Resurrección, milagros y poder de Dios
Lo que explica la rápida expansión del cristianismo en los primeros años no es tanto la resurrección de Jesús entendida como el encuentro de éste con los suyos al modo de los relatos sinópticos, sino la experiencia de la resurrección entendida como el poder de Dios que se manifiesta a través de los carismas y milagros. Jesús transformado y exaltado se convierte en el dispensador del espíritu que da vida (1Cor 15,45; Gal 4,6; Rm 8,9ss) y que se desarrolla sensiblemente a través de diversos carismas. Esta perspectiva se enriquece si entendemos que estos carismas tienen una correspondencia cósmica: la resurrección de Jesús se entiende en el contexto de la esperanza general de que todos resucitaremos o seremos transformados de manera inminente. La resurrección de Jesús no es un hecho aislado, que sólo le aconteció a él, sino más bien el anuncio de nuestra próxima transformacion (1Cor 15, 20). Jesús es el primer fruto de una cosecha que ya ha comenzado a realizarse. Nosotros somos los otros frutos que pronto seremos cosechados. La resurrección de todos aquellos que confiensan que Jesús es el Señor, entendía Pablo, implica el fin del tiempo presente dominado por poderes malignos, representados por la injusticia, el pecado, la inmoralidad, y por el poder imperial romano. No se trata del fin del mundo sino de su transformación. La misma transformación que la resurrección de Jesús hecho a andar y que se manifiesta ya ahora en el poder y los milagros de los cuales los cristianos son testigos. El sentido de inminencia de nuestra próxima resurrección y de la transformación del mundo presente se lee a lo largo de toda la correspondencia paulina auténtica. Estamos viviendo, ya ahora, las señales de nuestra inminente transformación y el fin del tiempo perverso y presente.

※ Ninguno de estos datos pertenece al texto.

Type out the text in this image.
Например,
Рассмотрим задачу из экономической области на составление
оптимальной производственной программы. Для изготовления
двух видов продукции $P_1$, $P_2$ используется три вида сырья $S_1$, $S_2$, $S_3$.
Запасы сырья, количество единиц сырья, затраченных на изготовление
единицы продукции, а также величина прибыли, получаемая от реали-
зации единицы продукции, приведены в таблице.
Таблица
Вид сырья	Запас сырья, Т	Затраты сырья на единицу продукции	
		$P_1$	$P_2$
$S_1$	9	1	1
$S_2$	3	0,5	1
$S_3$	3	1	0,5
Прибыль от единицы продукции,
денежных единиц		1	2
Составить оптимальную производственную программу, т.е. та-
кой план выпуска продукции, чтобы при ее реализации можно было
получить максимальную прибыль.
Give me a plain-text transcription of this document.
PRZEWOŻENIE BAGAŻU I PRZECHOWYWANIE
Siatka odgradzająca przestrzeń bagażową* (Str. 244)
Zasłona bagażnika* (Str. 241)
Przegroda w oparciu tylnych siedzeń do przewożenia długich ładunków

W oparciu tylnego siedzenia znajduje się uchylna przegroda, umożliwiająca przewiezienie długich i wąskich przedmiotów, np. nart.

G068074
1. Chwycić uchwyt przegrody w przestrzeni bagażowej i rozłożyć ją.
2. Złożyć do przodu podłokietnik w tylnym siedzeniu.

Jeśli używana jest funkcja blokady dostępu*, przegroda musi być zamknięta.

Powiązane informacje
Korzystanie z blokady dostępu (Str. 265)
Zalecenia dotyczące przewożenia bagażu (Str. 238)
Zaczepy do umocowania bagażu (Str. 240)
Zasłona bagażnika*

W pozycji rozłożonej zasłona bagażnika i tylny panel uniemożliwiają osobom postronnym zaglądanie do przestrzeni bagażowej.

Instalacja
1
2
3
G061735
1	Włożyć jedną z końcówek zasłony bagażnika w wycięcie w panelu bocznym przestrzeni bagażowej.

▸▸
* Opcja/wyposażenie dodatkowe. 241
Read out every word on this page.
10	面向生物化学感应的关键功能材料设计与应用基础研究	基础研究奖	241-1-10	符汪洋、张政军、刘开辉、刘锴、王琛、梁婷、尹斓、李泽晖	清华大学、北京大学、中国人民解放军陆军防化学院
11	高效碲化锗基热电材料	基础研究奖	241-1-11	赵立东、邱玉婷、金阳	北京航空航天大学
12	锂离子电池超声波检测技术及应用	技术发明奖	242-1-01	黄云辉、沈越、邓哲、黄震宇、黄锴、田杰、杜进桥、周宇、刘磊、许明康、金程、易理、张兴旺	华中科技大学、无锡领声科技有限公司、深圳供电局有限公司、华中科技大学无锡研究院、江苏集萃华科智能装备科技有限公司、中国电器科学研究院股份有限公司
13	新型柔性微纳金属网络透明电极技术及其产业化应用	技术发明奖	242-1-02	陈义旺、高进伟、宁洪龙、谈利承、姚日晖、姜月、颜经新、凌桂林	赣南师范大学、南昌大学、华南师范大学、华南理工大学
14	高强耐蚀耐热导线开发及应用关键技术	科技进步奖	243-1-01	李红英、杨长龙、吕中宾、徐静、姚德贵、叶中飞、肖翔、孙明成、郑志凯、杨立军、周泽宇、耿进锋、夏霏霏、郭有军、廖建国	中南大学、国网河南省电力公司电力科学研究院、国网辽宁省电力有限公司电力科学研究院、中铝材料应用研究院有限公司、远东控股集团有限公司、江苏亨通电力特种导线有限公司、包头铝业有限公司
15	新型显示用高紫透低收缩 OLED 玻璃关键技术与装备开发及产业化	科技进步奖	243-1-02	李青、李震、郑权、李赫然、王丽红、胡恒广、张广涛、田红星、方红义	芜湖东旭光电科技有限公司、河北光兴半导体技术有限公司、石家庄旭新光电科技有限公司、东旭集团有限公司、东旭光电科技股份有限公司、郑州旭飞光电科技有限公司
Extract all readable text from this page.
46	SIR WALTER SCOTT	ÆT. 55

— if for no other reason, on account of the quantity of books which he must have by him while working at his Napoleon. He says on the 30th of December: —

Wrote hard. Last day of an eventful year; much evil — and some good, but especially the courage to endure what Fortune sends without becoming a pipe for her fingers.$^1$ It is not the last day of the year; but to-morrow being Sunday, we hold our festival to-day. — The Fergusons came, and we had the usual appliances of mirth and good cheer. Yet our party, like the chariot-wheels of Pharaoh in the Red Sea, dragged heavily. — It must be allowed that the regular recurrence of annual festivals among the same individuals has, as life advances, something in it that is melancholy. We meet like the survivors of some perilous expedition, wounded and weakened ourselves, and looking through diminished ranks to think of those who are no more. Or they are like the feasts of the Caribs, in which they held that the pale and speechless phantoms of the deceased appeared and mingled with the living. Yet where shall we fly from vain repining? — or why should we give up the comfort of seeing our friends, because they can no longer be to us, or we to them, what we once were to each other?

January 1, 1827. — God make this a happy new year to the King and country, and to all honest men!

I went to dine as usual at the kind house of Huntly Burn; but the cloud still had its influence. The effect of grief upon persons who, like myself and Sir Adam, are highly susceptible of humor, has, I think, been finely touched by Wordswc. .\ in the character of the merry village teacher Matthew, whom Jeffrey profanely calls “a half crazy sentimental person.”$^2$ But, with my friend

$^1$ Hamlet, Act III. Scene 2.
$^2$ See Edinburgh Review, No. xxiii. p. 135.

Es importante, también, constatar que este poder de Dios expresado a través de himnos, revelaciones, profesías y distintos carisma (1Cor 14,26) se desarrolla de manera paralela al culto de los levitas en el Templo. David les había ordenado alabar al Señor con musica, agradecerle e invocarle, todo en el templo (1Cro 16,4). El carisma de la profecía tenía como lugar propio el Templo ya que muchos de los profetas clásicos habían sido sacerdotes (Ezq 1,3; Jer 1,1; Zac 1,1; Ez 5,1; 6,14). En el clásico José y Asenet el rol de Leví esta enmarcado en su capacidad de profetizar (22,13; 23,8; 26,6). En ese sentido los distintos carismas en las comunidades paulinas tienen relación con el templo, no con el literal que se encontraba en Jerusalén, sino con el espiritual que se encontraba en el conjunto de creyentes. Al igual como se entendía el templo de Jerusalén, en la comunidad cristiana la realidad celeste toca la terrena. En Los Hechos de Pablo (9) vemos que cuando Pablo visita a Aquila y Priscila en Efeso tiene una visión de un ángel que se dirige a él en lenguas al modo de la glosalía de 1Cor 13,1. Esto indica que este carisma se entendía como el poder hablar la lengua de los ángeles. Esta visión no es del todo lejana con otras ideas como la que encontramos en 1Pe 2,5 donde se dice que los cristianos son un pueblo santo de sacerdotes.